Ronald desperately wished he had chosen any other path in life- a career as a banker, perhaps. He had always been good with numbers, or at least she had always claimed him to be. They could have moved to a big city, raised a family, grown old together… No. He couldn’t have. He was born into it- groomed for this twisted and hellish role. Destined to pursue the family business, but he tried- oh how he foolishly tried to have some semblance of a normal life on the side. This was the result. This was the fruit of his labors- the price he had to pay for carrying the family torch. But flames are greedy, and the fire had grown to dwell near his hand without him even realizing. Now, he had finally felt the burn.

She stepped out from the treeline and into view. A crimson sheen shone brightly under the light of the moon, crudely painted over the thick fur that infested her mutated body. She stopped suddenly, raising her snout into the air and sniffing suspiciously for the source of his familiar scent.

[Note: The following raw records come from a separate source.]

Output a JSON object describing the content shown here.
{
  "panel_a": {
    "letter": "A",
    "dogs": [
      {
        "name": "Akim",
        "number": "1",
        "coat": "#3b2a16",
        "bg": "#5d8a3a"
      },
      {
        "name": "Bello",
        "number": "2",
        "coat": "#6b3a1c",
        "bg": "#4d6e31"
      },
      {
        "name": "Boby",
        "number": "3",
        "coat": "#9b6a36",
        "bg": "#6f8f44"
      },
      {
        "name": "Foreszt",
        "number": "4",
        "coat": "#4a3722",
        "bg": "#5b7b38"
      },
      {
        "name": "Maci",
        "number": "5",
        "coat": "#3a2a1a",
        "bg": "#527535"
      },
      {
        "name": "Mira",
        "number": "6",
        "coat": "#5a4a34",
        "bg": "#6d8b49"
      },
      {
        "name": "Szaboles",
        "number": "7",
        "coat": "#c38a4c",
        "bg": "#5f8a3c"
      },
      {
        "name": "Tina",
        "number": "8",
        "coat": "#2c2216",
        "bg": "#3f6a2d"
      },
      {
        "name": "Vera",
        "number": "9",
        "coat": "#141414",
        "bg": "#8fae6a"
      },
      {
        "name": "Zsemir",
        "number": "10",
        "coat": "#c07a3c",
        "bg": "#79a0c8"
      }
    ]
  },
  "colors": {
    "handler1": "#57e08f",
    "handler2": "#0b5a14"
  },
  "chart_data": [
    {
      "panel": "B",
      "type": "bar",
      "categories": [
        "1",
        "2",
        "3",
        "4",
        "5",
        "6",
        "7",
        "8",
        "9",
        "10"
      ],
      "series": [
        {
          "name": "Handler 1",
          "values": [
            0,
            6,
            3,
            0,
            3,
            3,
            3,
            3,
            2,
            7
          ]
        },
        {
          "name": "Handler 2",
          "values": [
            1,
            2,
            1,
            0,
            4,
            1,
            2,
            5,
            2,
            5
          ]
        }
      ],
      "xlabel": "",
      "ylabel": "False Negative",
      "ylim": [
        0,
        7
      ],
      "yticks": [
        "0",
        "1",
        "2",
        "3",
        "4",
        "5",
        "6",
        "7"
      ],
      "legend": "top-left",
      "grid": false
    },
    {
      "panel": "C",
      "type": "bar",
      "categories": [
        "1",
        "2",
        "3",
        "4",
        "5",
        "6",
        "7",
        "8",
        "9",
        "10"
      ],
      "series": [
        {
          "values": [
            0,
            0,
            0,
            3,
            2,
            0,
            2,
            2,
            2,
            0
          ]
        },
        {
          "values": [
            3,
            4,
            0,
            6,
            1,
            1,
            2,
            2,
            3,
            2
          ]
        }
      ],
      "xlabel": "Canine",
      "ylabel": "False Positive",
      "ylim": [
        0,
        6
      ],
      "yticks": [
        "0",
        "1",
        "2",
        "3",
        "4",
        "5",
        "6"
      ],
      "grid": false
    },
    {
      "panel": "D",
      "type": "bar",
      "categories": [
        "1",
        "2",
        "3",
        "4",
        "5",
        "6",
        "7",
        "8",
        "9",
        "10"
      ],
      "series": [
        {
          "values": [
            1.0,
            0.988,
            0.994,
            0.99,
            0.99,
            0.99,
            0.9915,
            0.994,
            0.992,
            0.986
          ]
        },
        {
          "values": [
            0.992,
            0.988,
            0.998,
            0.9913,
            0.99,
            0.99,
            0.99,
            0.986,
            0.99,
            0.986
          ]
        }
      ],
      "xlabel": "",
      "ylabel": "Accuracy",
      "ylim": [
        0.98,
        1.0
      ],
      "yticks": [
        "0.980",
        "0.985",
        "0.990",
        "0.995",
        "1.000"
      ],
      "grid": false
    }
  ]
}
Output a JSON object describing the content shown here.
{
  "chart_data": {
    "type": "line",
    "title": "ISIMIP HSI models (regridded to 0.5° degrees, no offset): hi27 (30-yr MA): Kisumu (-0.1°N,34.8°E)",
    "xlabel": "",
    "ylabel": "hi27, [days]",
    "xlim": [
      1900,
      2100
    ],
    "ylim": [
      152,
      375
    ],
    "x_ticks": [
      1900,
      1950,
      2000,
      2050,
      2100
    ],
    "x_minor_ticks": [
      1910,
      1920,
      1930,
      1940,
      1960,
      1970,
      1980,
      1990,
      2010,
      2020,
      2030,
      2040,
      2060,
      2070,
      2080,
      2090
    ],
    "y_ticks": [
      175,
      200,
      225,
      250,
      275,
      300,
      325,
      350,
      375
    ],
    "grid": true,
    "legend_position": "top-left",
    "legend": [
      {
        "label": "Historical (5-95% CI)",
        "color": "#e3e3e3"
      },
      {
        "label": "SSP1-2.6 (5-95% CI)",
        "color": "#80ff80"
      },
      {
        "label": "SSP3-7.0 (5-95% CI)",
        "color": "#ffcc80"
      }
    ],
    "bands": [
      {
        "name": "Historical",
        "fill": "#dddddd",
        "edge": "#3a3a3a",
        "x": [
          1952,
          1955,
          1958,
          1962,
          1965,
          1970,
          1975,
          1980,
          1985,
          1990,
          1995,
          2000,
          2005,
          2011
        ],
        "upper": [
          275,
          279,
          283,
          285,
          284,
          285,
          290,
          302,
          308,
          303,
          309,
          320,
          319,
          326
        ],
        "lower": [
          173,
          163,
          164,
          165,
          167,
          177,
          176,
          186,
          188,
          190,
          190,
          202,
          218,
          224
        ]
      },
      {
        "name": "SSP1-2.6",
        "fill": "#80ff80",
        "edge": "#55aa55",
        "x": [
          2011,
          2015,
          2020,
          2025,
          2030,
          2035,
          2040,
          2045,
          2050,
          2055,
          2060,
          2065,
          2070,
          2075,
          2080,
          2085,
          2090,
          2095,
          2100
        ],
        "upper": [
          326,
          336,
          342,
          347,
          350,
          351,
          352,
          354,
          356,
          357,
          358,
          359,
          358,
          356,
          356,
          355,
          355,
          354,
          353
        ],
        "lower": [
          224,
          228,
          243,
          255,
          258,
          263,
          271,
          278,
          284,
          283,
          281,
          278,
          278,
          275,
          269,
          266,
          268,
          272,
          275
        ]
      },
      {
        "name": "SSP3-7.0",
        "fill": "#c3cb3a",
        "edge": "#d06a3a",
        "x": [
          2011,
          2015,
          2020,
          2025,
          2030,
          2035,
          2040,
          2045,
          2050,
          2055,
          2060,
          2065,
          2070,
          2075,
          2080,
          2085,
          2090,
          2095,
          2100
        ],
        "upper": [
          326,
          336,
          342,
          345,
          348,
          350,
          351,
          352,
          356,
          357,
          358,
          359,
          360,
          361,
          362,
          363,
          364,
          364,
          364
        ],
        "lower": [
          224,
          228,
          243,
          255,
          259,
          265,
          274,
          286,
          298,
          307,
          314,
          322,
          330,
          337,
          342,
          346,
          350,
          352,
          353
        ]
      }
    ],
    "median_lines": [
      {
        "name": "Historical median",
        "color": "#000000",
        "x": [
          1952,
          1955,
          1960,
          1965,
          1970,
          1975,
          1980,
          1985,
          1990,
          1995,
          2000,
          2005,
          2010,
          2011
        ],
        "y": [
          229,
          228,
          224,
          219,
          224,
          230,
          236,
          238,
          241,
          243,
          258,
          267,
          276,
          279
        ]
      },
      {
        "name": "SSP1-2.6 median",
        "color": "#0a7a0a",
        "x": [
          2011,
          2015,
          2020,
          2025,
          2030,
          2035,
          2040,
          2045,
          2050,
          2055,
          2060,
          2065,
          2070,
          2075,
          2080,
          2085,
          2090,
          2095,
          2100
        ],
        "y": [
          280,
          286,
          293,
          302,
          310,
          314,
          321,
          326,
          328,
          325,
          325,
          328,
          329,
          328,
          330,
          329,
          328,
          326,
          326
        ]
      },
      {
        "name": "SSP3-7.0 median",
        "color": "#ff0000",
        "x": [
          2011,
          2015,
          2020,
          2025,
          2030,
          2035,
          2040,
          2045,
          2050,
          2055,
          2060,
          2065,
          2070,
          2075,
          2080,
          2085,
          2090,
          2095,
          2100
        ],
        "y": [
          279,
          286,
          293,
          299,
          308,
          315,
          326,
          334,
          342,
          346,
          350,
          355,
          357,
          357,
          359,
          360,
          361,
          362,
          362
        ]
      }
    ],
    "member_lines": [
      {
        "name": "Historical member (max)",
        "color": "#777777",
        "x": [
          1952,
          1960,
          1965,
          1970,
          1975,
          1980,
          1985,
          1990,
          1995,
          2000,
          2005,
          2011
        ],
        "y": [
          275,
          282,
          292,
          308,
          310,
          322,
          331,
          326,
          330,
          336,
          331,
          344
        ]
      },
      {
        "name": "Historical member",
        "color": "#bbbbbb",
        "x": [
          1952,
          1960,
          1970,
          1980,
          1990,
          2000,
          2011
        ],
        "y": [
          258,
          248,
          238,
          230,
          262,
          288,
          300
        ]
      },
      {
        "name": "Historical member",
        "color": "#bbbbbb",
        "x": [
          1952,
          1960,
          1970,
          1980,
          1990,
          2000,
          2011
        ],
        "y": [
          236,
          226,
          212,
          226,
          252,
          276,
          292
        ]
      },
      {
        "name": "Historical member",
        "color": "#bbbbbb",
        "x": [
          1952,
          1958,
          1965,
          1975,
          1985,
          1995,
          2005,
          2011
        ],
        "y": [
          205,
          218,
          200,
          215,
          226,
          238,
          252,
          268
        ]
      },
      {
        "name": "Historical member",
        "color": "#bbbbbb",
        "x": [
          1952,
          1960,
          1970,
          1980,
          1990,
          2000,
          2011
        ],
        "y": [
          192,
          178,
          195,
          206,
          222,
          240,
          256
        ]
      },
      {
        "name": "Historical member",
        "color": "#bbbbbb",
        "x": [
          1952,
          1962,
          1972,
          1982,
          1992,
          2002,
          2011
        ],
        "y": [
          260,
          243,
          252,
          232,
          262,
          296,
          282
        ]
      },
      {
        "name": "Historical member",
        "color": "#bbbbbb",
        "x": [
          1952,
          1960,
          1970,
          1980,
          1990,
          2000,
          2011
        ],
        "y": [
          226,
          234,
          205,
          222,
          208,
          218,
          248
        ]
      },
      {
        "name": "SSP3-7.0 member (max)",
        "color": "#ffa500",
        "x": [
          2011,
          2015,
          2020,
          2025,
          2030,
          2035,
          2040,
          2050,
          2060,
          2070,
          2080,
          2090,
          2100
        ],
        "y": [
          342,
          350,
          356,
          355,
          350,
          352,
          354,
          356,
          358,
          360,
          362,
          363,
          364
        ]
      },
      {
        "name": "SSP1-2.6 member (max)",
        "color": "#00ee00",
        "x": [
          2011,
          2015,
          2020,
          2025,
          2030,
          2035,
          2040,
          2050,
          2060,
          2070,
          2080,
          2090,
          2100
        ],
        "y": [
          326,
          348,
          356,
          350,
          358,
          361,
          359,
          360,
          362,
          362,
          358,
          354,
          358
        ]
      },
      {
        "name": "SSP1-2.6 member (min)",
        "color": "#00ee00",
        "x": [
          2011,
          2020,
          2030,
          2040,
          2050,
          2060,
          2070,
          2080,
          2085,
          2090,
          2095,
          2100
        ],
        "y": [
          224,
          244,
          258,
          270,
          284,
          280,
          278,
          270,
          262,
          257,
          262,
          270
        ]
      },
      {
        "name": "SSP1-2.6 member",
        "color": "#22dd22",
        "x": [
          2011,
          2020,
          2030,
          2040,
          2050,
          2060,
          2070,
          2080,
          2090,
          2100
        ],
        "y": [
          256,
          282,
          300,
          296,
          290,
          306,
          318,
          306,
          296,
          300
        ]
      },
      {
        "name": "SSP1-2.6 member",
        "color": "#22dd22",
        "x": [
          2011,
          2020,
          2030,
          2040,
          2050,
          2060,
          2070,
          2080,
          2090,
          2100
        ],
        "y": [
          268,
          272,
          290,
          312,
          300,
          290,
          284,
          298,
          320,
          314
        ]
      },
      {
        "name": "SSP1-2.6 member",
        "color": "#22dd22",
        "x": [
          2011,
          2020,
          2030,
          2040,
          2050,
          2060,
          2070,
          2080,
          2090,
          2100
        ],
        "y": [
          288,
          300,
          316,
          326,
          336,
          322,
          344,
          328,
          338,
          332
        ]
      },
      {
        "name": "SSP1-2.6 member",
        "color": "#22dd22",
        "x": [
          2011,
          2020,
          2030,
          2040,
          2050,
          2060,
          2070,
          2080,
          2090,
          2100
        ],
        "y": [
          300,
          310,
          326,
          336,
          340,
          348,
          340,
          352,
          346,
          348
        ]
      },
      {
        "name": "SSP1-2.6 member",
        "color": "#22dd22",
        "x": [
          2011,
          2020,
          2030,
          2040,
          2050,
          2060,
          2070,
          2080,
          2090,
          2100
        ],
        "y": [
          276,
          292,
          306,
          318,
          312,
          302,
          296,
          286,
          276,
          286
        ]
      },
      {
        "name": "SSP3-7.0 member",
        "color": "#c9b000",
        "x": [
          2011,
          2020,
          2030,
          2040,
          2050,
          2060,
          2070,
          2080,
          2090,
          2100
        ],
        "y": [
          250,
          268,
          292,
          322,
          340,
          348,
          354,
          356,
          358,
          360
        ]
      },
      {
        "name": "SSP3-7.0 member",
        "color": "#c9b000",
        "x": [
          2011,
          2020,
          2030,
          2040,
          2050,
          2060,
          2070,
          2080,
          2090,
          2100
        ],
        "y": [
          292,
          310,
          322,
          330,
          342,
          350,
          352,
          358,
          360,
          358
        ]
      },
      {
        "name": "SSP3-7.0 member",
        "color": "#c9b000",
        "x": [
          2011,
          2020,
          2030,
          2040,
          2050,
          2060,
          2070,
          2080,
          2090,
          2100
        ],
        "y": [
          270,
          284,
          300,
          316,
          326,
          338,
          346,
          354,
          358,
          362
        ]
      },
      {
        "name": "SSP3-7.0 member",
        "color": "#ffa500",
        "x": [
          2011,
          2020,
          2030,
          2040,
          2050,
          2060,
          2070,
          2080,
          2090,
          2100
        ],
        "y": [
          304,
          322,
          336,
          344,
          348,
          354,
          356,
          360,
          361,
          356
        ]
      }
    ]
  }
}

He gulped. It was time. There was no way around it, and although it pained him, he knew her suffering was far worse than his own. This would be the hardest thing he’d ever had to do, but he reminded himself of the vows they had made to one another. He had sworn to be there for her, in sickness and in health. Now she was sick, and only in death could she be cured. One way or the other, tonight those vows would reach out and grasp the cruelty of their culmination- tonight they would part.

Ronald stepped out from beneath the pine. He dropped his now bent silver wedding ring down the muzzleloader’s barrel and flicked the side to ensure it rested snugly atop the powder at the bottom. He held the pistol out before him, keeping it pointed at her heart as he edged closer to ensure his accuracy. Their eyes met as the lunar light flooded over him, and he could not stop a single tear from breaking through the barricades. Her eyes were the same blue that he had fallen in love with so many years before- but no recognition swam within the depths of their pristine hue as her pupils narrowed down on him. Blood and saliva dripped from her jaw, blemishes upon the purity of the snow beneath. She growled lowly. He pulled back the hammer with a shaking hand and took one last deep breath. Then all became quite steady.

“Cecilia.” Ron said calmly.

She roared and a single gunshot pierced the forest. A howl shattered the stillness of the night once more.